Fruit by the foot or fruit roll-ups
I wonder if I am the only one who remembers them. Could the manufacturers sue for prior art? :)
An Apple patent application indicates that Cook and Company are possibly entertaining the idea of adding roll-up screens to everything from the all-in-one iMac to the iPhone – and even wearables. Apple is seeking a patent [PDF] for displays that could be rolled up, all while still being protected by a thin layer of glass. To …
Always good to see patents accompanied by the crisp diagrams from your CAD designs, created when you built the first test devices.
Ah, misty-eyed memories[1] of the days when patent applications were required to include a physical working copy (or a model, to avoid the office being cluttered with too many 20 yard high beam engines).
[1] hyperbole, ok? Not really that old! Adjusts silk topper, straightens cravat.
In this case I think it is a "Keep Out! We will sue you if you make a roll up Kree tablet as seen in Agents of Shield season 5."
That was 2017 but I am sure you can find prior art dating back to the great library of Alexandria or the house of wisdom in the city of peace.
The other option is to keep the patent application quiet, wait for others to start selling something infringing then get sales blocked until they pay up. Bonus points if you get the patent into a major standard before anyone notices.
"That was 2017 but I am sure you can find prior art dating back to the great library of Alexandria"
Not quite that far back (late 1990s), but IIRC one of the bits of background tech in "Earth: Final Conflict" was a pull-out roller screen on their handheld video whatsits.
You do recall correctly.
Although <changes to nasally voice> polite discussions(!) are had whether they rolled up or folded: when closed, the handles are almost as wide as the exposed screen. And they are rigid enough to be easily held in just one hand when opened. Even in a gunfight whilst you are crouched behind some boxes.
Nerdmobile - Away!
> a roll up Kree tablet as seen in Agents of Shield season 5
I see your 2017 telly and raise you the 2000 movie "Red Planet".
They even made it a plot point[1] that these things are (probably) so thin you can view them from either side and spot the view of the mountain range is from the other side!
[1] more realistic than the main plot point - and even that was miles ahead of the key reveal in the same year's "Mission to Mars"!
yes there were a number of companies working on roll up screens a decade ago if not more. I saw a few prototypes but as far as I know none ever made it to production. one likely problem is that bendy screens will tend to not lay perfectly flat after a while, then your very expensive phone would end up with a screen resembling a fun house mirror
@John Brown (no body) "AFAICT, they are only patenting a method of rolling a glass coated screen"
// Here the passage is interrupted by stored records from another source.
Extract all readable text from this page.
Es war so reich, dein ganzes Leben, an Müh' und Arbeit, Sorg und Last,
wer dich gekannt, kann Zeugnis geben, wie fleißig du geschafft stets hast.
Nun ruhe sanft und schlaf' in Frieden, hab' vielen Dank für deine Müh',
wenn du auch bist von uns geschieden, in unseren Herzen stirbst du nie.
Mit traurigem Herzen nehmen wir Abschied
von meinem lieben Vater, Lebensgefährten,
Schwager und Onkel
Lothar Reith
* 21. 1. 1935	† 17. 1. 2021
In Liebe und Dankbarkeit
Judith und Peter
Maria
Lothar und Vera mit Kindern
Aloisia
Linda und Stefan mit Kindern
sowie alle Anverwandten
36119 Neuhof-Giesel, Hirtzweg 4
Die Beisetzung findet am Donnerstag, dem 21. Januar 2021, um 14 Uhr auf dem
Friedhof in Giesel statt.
No they are not. There is no method, they are just describing rolling a glass coated screen around a spindle. They are simply describing rolling a flat surface that has multiple layers around a spindle and the various forces that will apply to those layers.
This description would apply to LG's TV screen that will certainly contain more than one layer.
BTW I have read the patent application linked in the article and I saw no method. But maybe I missed something if so please point out what that method is.
I may be mistaken but it seemed to me that the patent application was all about the mechanics of the rolling process.
There are words such as "locally thinned", "compressive stress", but to me the key component is the "reverse bend" concept. This might be a real insight into handling brittle materials.
TBH I know nothing about how other manufacturers have implemented their rolled screens so there may not be any real innovation in this, as seems to be the case in most patent applications.
Have you ever seen a sellotape dispenser, a spool of tape at one end, the tape snipes off at the other end. Where the tape meets the horizontal plane there is a reverse bend to the bend of the tape on the spool. As you pull tape through the diameter of the tape on the spool decreases as does the angle of the reverse bend.
The only difference in Apples patent is that they can control the angle of that bend by moving the spindle up and down the Y axis with springs. Moving the spindle along the Y axis to maintain angle of the feed to the X axis is as old as the hills and is commonly used to keep the stress constant.